THE MARY ANN WHO BECAME GEORGE ELIOT

     It’s 1842; Bird Grove is the handsome house near Coventry which Robert Evans bought in his retirement from managing a grand estate. With her brother  Isaac married, the devout, churchgoing Evans believed that the respectability of their new household (rather than a humble estate cottage) would help to find a husband for his daughter Mary Ann, unglamorous but clever, self-educated by wide reading. Her bluestocking passion makes him even more uneasy because she has befriended the Brays, freethinkers; as we first meet them this daringly radical pair are here for tea, accompanied by Monsieur Lafontaine, a touring mesmerist who is at this moment waving his hands over both reclining women.   

         Isaac has introduced a friend, Garfield,  who might, he hopes, marry Mary Ann.  The idiot attempts a proposal , is firmly rebuffed , huffs about freethinkers and foreigners, and is thrown out by the gruff father. We seem to be in a fine social comedy, Austenian perhaps (Jonnie Broadbent’s scene-stealing absurdity is pure Mr Collins: marriage would be “the confluence of my economic and romantic aspirations”). Elizabeth Dulau is perfect in her serious simplicity and flashes of sharp brilliant intelligence,  every response and line d line timed with quiet grace. Likewise Owen Teale’s kindly, fatherly grandeur , his solidity and honour apparent even before great emotion is asked of him.  

         And this comic opening is a brilliant way for Alexi Kaye Campbell to start his play about the young woman who later became George Eliot:  cerebral and humane genius , rebel against rigid religiosity and women’s subjugation, author of Middlemarch.  Because if ,like me, you had known only vaguely that she fell out with her father over churchgoing, and not read all the letters and memoirs that Kaye Campbell has carefully studied, you might dismiss Evans as another old patriarch.  But  Owen Teale’s decency and distaste for the clownish Garfield have won you over early;  it is clear that coming battle of ideas with his daughter will be a real one, painful and gripping.  

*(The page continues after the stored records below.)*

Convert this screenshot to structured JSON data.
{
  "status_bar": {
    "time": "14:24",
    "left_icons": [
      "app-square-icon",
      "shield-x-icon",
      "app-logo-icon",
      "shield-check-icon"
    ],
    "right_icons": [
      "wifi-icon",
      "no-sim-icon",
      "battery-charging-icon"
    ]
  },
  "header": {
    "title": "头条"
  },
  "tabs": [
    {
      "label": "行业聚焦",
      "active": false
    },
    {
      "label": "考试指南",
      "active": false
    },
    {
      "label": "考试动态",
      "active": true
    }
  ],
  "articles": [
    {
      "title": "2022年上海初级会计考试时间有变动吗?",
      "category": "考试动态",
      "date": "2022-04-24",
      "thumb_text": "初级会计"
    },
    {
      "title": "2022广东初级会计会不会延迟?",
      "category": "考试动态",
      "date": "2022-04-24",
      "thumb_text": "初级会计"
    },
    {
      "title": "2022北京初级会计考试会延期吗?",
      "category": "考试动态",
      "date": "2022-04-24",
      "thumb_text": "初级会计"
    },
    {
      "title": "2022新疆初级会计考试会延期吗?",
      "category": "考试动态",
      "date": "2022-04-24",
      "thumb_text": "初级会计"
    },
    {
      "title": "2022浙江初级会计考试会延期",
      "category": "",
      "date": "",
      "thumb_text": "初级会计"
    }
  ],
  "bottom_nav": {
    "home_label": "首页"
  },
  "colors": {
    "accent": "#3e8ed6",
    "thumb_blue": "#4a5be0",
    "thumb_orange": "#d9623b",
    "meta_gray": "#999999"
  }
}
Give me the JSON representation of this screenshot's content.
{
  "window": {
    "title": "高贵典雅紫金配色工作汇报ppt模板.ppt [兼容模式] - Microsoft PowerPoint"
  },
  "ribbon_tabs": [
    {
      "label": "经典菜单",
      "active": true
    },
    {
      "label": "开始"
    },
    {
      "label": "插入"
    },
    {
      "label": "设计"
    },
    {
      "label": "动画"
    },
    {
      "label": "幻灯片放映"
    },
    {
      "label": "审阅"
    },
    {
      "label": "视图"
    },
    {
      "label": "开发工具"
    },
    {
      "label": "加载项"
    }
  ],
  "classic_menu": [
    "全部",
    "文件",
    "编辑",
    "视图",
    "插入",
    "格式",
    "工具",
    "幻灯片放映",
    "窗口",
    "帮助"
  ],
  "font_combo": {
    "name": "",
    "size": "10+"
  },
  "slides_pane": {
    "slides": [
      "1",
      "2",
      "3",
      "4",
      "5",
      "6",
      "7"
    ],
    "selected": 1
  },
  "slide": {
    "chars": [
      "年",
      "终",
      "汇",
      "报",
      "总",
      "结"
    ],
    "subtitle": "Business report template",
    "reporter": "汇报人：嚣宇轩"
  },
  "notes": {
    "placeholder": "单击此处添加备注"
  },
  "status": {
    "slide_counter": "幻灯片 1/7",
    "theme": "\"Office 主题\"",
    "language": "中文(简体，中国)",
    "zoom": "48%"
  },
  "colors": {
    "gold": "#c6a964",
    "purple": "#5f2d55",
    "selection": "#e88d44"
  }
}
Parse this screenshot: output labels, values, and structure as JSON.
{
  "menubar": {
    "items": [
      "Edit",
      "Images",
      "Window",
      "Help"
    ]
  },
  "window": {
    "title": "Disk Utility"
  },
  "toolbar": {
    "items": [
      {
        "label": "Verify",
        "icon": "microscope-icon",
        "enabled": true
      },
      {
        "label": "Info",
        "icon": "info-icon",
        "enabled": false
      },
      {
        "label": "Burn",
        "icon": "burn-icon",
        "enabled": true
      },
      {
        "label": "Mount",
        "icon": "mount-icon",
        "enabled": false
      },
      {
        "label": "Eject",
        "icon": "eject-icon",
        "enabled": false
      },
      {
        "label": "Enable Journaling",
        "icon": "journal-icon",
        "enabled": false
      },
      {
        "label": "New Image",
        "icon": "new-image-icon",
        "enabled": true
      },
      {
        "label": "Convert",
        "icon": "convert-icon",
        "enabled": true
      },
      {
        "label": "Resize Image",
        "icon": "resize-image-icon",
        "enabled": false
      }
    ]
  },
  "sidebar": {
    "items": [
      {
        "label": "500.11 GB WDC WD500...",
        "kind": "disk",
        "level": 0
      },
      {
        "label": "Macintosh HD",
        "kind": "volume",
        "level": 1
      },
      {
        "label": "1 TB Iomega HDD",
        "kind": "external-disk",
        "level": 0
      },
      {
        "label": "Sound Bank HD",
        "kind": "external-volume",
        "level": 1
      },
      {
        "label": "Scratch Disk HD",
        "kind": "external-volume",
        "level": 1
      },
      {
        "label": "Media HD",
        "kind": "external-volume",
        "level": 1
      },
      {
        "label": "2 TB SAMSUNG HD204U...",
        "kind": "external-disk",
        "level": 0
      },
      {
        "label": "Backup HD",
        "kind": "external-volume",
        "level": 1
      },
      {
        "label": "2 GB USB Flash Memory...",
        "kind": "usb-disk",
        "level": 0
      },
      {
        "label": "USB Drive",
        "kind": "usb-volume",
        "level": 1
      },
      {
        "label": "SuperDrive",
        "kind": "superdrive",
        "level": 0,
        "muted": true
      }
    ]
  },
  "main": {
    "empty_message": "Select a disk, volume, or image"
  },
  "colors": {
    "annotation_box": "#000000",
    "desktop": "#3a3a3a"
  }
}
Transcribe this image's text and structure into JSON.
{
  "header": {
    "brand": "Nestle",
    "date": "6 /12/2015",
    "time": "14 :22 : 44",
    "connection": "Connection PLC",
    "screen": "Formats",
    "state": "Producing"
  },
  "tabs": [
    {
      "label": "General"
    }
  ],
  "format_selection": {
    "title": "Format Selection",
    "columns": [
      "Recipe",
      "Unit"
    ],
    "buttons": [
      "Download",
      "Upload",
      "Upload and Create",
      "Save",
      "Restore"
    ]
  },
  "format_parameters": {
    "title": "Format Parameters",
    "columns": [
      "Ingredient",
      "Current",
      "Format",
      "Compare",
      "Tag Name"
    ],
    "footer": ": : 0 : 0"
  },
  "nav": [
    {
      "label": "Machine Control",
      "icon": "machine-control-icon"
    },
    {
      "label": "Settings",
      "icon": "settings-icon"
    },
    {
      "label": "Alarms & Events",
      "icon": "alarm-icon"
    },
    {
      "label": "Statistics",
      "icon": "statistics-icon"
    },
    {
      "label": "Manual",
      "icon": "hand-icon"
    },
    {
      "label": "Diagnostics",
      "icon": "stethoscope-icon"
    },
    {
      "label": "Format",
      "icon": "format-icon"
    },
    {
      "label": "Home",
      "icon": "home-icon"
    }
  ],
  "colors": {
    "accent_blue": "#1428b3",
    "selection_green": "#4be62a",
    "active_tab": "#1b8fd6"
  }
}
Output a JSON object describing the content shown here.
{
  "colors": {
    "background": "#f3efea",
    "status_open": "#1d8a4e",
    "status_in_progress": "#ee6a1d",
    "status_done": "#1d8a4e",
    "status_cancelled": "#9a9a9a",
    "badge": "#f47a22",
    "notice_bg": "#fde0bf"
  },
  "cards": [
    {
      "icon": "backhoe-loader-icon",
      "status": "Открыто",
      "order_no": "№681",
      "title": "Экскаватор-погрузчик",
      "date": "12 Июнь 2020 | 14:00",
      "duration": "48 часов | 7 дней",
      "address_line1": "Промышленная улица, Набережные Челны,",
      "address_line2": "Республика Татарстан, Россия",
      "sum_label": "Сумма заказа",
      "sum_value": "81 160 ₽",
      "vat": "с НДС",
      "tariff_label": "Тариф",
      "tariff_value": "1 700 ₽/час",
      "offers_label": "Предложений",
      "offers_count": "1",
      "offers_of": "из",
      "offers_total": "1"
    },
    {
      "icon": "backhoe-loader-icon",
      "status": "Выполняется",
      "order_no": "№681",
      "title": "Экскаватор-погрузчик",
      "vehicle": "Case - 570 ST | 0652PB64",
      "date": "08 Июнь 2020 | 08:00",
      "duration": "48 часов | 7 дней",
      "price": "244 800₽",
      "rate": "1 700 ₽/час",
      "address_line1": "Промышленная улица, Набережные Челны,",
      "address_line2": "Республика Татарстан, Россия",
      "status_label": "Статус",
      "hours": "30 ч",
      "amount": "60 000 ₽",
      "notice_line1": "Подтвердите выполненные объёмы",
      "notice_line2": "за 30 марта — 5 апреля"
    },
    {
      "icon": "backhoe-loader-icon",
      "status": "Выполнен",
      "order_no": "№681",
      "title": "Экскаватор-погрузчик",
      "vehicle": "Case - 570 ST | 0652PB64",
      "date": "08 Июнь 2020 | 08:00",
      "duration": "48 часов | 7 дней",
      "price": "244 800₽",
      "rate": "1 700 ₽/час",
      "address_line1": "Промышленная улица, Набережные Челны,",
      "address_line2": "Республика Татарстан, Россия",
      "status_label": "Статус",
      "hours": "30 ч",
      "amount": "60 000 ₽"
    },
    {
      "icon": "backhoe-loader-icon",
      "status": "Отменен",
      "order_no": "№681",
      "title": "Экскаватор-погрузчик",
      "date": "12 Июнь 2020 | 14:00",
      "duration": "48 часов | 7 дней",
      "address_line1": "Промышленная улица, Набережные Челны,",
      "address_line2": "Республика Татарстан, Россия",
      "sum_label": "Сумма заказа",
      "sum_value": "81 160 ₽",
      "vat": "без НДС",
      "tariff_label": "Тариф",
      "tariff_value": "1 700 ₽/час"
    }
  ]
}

   And so it is.  He might have been fine with her unmarried, still turning up at church but bravely studying freethinkers and writing from a woman’s perspective to, “wrestle the pen from men’s hands”.   But her steady, brave opinion is that while honouring the magnificence and beauty of Jesus’ message  she would be a hypocrite to kneel and sing hymns and accept all Christian dogma. It is useful – in our times when very many churchgoers feel more or less that way and have no problem being there – to be reminded of earlier battles of feeling and belief.  They were real.

         The big confrontation is immense.   and the better for the father’s unsettlingly topical cry about the need for religion: “if we do not pray together, agree on what it is that makes life meaningful and good and precious, then what will become of us? We will be like a thousand scattered leaves…a madhouse full of madmen and madwomen tearing one another apart”.  Historically,  that too makes you understand the power of the storms which raged a few years later, around Charles Darwin. 

          This thoughtful, moving treatment of the great 19c novelist is apt for Hampstead, for she lies not far away in Highgate cemetery: rejection of dogma and living unmarried with a man barred her from a place in Westminster Abbey, among the men of privilege whose hands had held the un-wrestled pen for cenuries.    Anna Ledwich directs with measured pace  a traditionally made play, chronological and conversational, no party tricks or timeshifts. The only 21c point of style is Sarah Beaton’s elegant creation of four lightly furnished rooms and a lobby on a revolve, characters freezing during scenes where they don’t speak.   Its simplicities echo beautifully the spirit, restraint and honesty of ‘George Eliot’s own work: you feel you have lived through a novel in its two hour-long halves.

Every performance is finely judged,  the Brays  asTom Espiner and Rebecca Scroggs credible in their kindly, comfortable unbelief.  Small details – like Teale’s throwing down his napkin at breakfast when his daughter has gently spoken her piece about church, but we know a wilder anger is looming – give the other side of the battle utter reality.   Not everyone will get it, in an irreligious age, but I was with it every minute.  May go again.